Good news for homeowners and investors for re-qualifying

It’s good news for homeowners, and, indeed, investors, with the federal banking regulator now clarifying its position on re-qualifying borrowers at renewal — effectively maintaining the status quo.

“The following provides a brief description of OSFI’s decisions on key issues, which will be reflected in the final Guideline,” writes the regulator in a letter sent to federally-regulated financial institutions Wednesday. “Re-qualification at Renewal – current practice regarding residential mortgage renewals has served FRFIs well. OSFI agrees, for example, that having a good payment record is one of the best indicators of credit worthiness.
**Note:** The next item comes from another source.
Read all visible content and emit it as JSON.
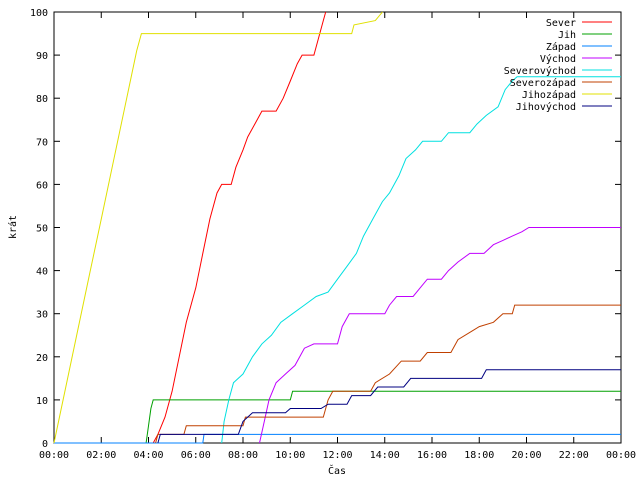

OSFI, therefore, expects that FRFIs themselves will remain responsible for deciding what level of review to place on borrowers’ qualifications at the time of renewal.”

That’s good news for small investors, say analysts, pointing to their use of personal mortgages to fund acquisitions and their cash flow issues.

The OSFI letter confirms speculation from mortgage brokers and consumer advocacy groups, alike, that the regulator was now prepared to hold its fire on the most contentious component of draft guidelines introduced in early spring and focused on tightening mortgage underwriting standards.

At the same time, the message confirms that OSFI will uphold its guideline reducing the maximum loan-to-value ratio for HELOCs to 65 per cent, although it stopped short of forcing lenders to attach a specific amortization to those lines of credit.

Still many bankers and mortgage brokers have been more concerned about the possibility of lenders having to re-qualify clients at each and every renewal.

The OSFI decision may leave some room for lenders to do just that, however.

“FRFI renewal practices should be articulated in internal policies governing their underwriting of residential mortgage loans,” writes OSFI. “FRFIs, however, will be expected to refresh the borrowers’ credit metrics periodically (not necessarily at renewal) so that FRFIs can effectively evaluate their credit risk.”